我们看到，最后那张图识别出来的效果不是很好。但这个案例中，我们不考虑如何改进识别率，而是如何使用预训练模型得到上图效果。

3 代码

3.1 下载模型

我们使用 omz_downloader，它是 openvino-dev 包中的一个命令行工具。 omz_downloader 自动创建目录结构并下载所选模型。如果模型已下载，则跳过此步骤。所选模型来自公共目录，这意味着它必须转换为中间表示（IR）。

注意：如果要更改模型，我们可以直接修改模型名称，如"vehicle-detection-0201"、"vehicle-detection-0202"（关于模型之间的区别，参见Open Model Zoo以及我们上面章节的介绍）。此外，如果要改变精度，需要修改"FP32"、"FP16"、"FP16-INT8"中的精度值，不同的型号有不同的模型尺寸和精度值。

3.2 读取图片

导入图片，然后对于图片进行一些预处理，使其大小符合第一个车辆检测模型的输入要求。

def plt_show(raw_image):
    """
    Use matplot to show image inline
    raw_image: input image

    :param: raw_image:image array
    """
    plt.figure(figsize=(10, 6))
    plt.axis("off")
    plt.imshow(raw_image)

print('3 - Read image, and resize it in order to align with detection model inputs.')
# Read an image
image_de = cv2.imread("data/car1.jpg")
print("- original image shape: {}".format(image_de.shape))
# Resize to [3, 512, 512]
resized_image_de = cv2.resize(image_de, (width_de, height_de))
# Expand to [1, 3, 512, 512]
input_image_de = np.expand_dims(resized_image_de.transpose(2, 0, 1), 0)
print("- original image is reshaped into {}".format(input_image_de.shape))
# Show image
# plt_show(cv2.cvtColor(image_de, cv2.COLOR_BGR2RGB))

Terminal的记录：

3 - Read image, and resize it in order to align with detection model inputs.
- original image shape: (370, 499, 3)
- original image is reshaped into (1, 3, 512, 512)

3.3 使用检测模型检测车辆

回顾我们使用的识别模型，它的输出：[1,1,200,7]，即[1,1,N,7]，N指的是bounding box的数量。每一个检测框包括七个维度：[image_id, label, conf, x_min, y_min, x_max, y_max]。其中：

image_id - 批次中图像的 ID
标签 - 预测的类别 ID（0 - 车辆）
conf - 预测类的置信度
(x_min, y_min) - 边界框左上角的坐标
(x_max, y_max) - 右下边界框角的坐标

我们通过模型推理得到boxes，即识别的车辆位置以及执行度。然后，我们对其稍作处理，比如删除前两个维度（因为它们只是代表图像ID和预测类别，我们这里只有一个类别），然后，我们删除置信度与检测框为0的box。最后，我们将过滤下来的boxes通过crop_images函数，获得对应原输入照片的车辆位置（需要注意，我们一开始获得的车辆位置坐标是基于缩放过的图片基础上的）。

3.4 使用识别模型检测车辆识别车辆属性

选择一个检测到的框，然后裁剪到包含车辆的区域以使用识别模型进行测试。同样，我们需要调整输入图像的大小并运行推理。

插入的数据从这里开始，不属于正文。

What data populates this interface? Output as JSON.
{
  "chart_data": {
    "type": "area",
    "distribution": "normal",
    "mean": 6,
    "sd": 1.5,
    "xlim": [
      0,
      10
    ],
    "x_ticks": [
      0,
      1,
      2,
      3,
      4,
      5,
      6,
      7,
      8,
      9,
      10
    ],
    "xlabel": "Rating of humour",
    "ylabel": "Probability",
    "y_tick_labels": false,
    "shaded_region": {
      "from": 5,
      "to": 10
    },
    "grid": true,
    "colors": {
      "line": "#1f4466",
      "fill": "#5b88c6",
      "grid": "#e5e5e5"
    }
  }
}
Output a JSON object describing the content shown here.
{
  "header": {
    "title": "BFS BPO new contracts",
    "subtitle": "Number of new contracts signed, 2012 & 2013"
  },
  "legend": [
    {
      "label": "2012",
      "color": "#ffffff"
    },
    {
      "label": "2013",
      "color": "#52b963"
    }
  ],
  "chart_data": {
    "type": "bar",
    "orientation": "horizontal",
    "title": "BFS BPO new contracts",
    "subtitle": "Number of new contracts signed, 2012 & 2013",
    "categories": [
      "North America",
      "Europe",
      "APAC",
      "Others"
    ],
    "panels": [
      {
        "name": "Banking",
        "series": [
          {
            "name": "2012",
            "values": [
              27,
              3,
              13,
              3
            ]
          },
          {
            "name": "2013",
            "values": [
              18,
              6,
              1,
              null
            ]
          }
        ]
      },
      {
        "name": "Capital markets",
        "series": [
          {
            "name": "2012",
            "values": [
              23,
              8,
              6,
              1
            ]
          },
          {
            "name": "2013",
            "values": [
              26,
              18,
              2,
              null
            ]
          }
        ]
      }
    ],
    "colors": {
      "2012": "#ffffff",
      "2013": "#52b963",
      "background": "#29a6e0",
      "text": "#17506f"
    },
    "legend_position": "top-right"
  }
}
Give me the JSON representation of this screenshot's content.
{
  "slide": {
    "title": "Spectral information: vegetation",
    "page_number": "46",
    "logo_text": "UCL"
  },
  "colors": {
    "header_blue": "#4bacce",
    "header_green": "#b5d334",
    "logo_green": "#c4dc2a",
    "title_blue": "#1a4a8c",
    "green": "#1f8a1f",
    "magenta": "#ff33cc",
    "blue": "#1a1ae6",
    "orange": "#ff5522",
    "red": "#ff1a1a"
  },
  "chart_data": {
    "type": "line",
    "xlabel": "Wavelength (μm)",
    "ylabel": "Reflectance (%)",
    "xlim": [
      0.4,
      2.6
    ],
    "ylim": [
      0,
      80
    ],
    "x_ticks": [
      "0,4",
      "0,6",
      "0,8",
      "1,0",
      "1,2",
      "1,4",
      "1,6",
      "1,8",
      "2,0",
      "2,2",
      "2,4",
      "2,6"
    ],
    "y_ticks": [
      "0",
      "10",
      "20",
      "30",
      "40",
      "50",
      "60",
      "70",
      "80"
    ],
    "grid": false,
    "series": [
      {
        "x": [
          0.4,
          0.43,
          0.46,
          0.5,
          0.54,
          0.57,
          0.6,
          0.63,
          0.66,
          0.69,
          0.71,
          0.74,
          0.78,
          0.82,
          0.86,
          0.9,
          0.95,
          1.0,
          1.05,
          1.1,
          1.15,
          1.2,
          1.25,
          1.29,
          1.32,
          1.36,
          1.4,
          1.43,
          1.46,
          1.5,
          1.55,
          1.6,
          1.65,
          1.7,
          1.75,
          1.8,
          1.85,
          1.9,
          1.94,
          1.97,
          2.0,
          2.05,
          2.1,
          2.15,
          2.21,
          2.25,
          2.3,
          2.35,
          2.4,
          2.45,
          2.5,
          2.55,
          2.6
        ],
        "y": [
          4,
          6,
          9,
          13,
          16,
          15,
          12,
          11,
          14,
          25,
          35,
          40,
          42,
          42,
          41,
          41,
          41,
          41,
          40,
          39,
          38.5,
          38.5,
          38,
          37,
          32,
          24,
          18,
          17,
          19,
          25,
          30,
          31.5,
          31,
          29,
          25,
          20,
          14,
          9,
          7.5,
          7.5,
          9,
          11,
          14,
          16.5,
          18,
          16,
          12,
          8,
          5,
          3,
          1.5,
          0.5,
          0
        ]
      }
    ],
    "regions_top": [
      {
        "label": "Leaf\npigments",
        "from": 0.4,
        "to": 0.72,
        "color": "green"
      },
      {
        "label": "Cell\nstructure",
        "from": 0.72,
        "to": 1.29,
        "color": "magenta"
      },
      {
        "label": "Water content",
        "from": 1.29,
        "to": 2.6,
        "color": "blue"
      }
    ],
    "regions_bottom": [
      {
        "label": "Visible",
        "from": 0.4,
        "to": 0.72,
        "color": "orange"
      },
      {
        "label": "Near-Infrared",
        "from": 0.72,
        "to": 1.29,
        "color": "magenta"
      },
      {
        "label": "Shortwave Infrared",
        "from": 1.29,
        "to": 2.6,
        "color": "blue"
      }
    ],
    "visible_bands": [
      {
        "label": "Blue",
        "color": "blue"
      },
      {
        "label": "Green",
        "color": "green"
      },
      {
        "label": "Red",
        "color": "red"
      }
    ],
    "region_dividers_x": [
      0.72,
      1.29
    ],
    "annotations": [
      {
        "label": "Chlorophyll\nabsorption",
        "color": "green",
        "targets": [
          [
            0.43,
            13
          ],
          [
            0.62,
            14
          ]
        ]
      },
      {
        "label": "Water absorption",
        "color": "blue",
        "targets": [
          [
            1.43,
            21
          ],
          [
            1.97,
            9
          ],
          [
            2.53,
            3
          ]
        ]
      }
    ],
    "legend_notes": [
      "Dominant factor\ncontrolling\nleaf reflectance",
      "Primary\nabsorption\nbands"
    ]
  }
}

识别结果包含车辆颜色（白色、灰色、黄色、红色、绿色、蓝色、黑色）和车辆类型（汽车、公共汽车、卡车、货车）。接下来，我们需要计算每个属性的概率。最后，我们确定最大概率作为结果。

3.5 将检测识别模型串起来

最后，我们将两个模型串起来，最后返回类似结果章节的图。代码如下：

print("7 - Finally let's combine 2 models and show results.")

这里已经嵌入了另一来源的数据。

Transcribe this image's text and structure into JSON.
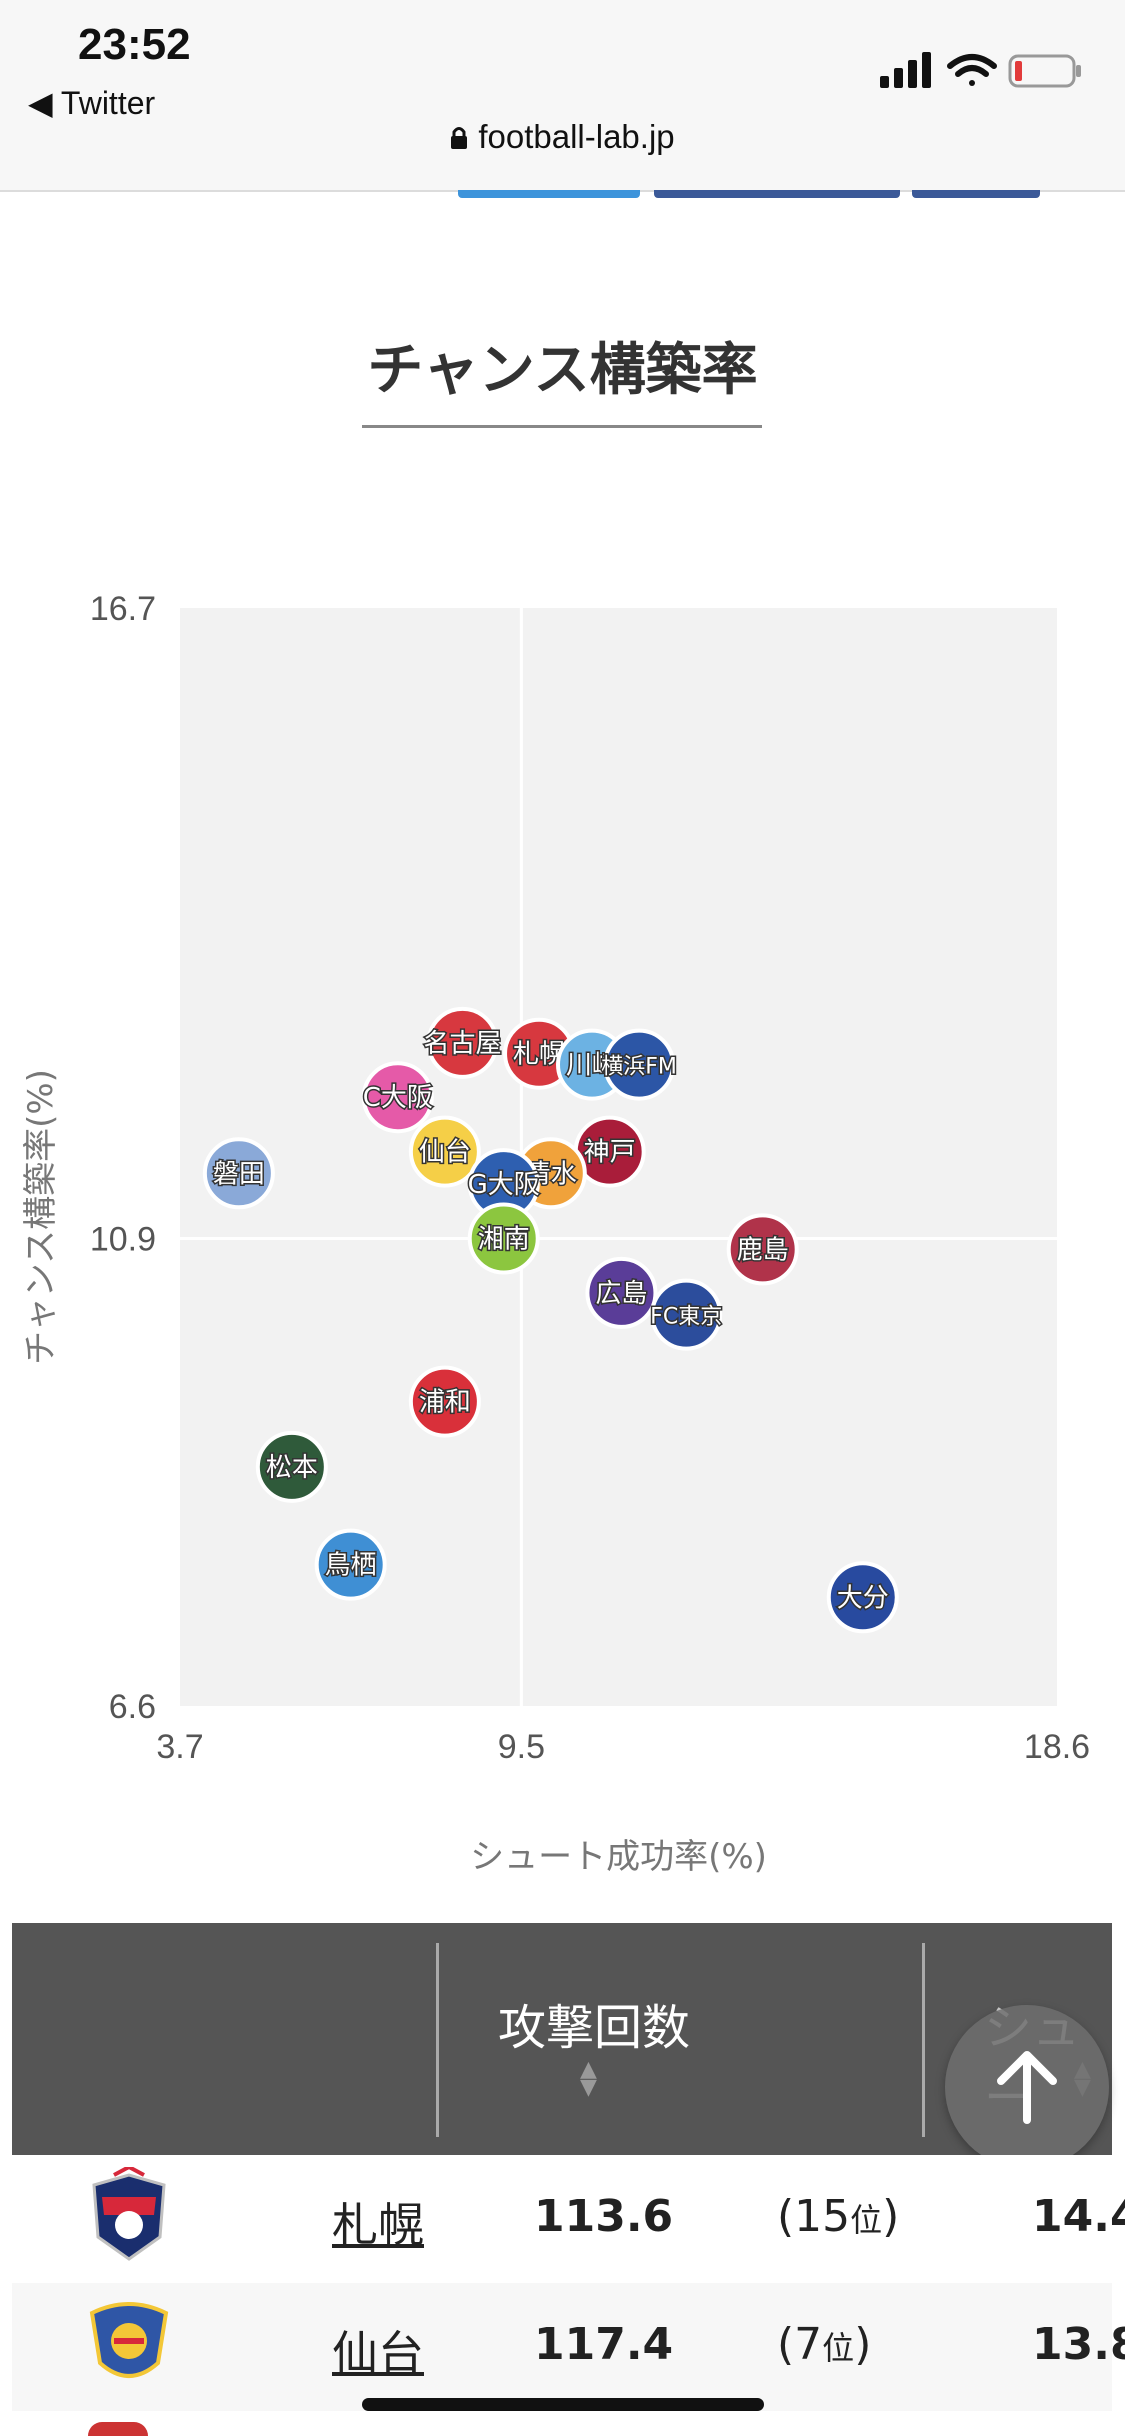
{
  "status": {
    "time": "23:52",
    "back_label": "◀ Twitter",
    "url": "football-lab.jp"
  },
  "section_title": "チャンス構築率",
  "chart_data": {
    "type": "scatter",
    "xlabel": "シュート成功率(%)",
    "ylabel": "チャンス構築率(%)",
    "xlim": [
      3.7,
      18.6
    ],
    "ylim": [
      6.6,
      16.7
    ],
    "x_mid": 9.5,
    "y_mid": 10.9,
    "xticks": [
      "3.7",
      "9.5",
      "18.6"
    ],
    "yticks": [
      "16.7",
      "10.9",
      "6.6"
    ],
    "grid": false,
    "points": [
      {
        "label": "磐田",
        "x": 4.7,
        "y": 11.5,
        "color": "#8aa9d8"
      },
      {
        "label": "名古屋",
        "x": 8.5,
        "y": 12.7,
        "color": "#d7383f"
      },
      {
        "label": "札幌",
        "x": 9.8,
        "y": 12.6,
        "color": "#d7383f"
      },
      {
        "label": "川崎",
        "x": 10.7,
        "y": 12.5,
        "color": "#6cb2e3"
      },
      {
        "label": "横浜FM",
        "x": 11.5,
        "y": 12.5,
        "color": "#2c56a6"
      },
      {
        "label": "C大阪",
        "x": 7.4,
        "y": 12.2,
        "color": "#e55aa8"
      },
      {
        "label": "仙台",
        "x": 8.2,
        "y": 11.7,
        "color": "#f5cf47"
      },
      {
        "label": "神戸",
        "x": 11.0,
        "y": 11.7,
        "color": "#a91d3a"
      },
      {
        "label": "清水",
        "x": 10.0,
        "y": 11.5,
        "color": "#f0a23b"
      },
      {
        "label": "G大阪",
        "x": 9.2,
        "y": 11.4,
        "color": "#2e5fb0"
      },
      {
        "label": "湘南",
        "x": 9.2,
        "y": 10.9,
        "color": "#8cc63f"
      },
      {
        "label": "鹿島",
        "x": 13.6,
        "y": 10.8,
        "color": "#b0334a"
      },
      {
        "label": "広島",
        "x": 11.2,
        "y": 10.4,
        "color": "#5a3d98"
      },
      {
        "label": "FC東京",
        "x": 12.3,
        "y": 10.2,
        "color": "#2c4d9c"
      },
      {
        "label": "浦和",
        "x": 8.2,
        "y": 9.4,
        "color": "#d9303a"
      },
      {
        "label": "松本",
        "x": 5.6,
        "y": 8.8,
        "color": "#2f5a3a"
      },
      {
        "label": "鳥栖",
        "x": 6.6,
        "y": 7.9,
        "color": "#3f8fd4"
      },
      {
        "label": "大分",
        "x": 15.3,
        "y": 7.6,
        "color": "#284a9f"
      }
    ]
  },
  "table": {
    "headers": [
      "攻撃回数",
      "シュー"
    ],
    "rows": [
      {
        "team": "札幌",
        "value": "113.6",
        "rank_num": "(15",
        "rank_unit": "位",
        "rank_close": ")",
        "next": "14.4"
      },
      {
        "team": "仙台",
        "value": "117.4",
        "rank_num": "(7",
        "rank_unit": "位",
        "rank_close": ")",
        "next": "13.8"
      }
    ]
  },
  "colors": {
    "header_bg": "#555555",
    "plot_bg": "#f2f2f2"
  }
}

def convert_result_to_image(compiled_model_re, bgr_image, resized_image, boxes, threshold=0.6):
    """
    Use Detection model boxes to draw rectangles and plot the result
    
    :param: compiled_model_re: recognition net
    :param: input_key_re: recognition input key
    :param: bgr_image: raw image
    :param: resized_image: resized image
    :param: boxes: detection model returns rectangle position
    :param: threshold: confidence threshold
    :returns: rgb_image: processed image
    """
    # Define colors for boxes and descriptions
    colors = {"red": (255, 0, 0), "green": (0, 255, 0)}
    
    # Convert base image from bgr to rgb format
    rgb_image = cv2.cvtColor(bgr_image, cv2.COLOR_BGR2RGB)
    
    # Find cars' positions
    car_position = crop_images(image_de, resized_image, boxes)
    
    idx = 0
    for x_min, y_min, x_max, y_max in car_position:
        print("- Final car position {}: [{}]".format(idx, car_position[idx]))
        # Run vehicle recognition inference
        attr_color, attr_type = vehicle_recognition(compiled_model_re, (72, 72), 
                                                    image_de[y_min:y_max, x_min:x_max])
        print("- Final car recognition result: {}, {}".format(attr_color, attr_type))
        # close the vehicle window
        plt.close()

        # Draw bounding box based on position
        # Parameters in rectangle function are: image, start_point, end_point, color, thickness
        rgb_image = cv2.rectangle(rgb_image, (x_min, y_min), (x_max, y_max), colors["red"], 2)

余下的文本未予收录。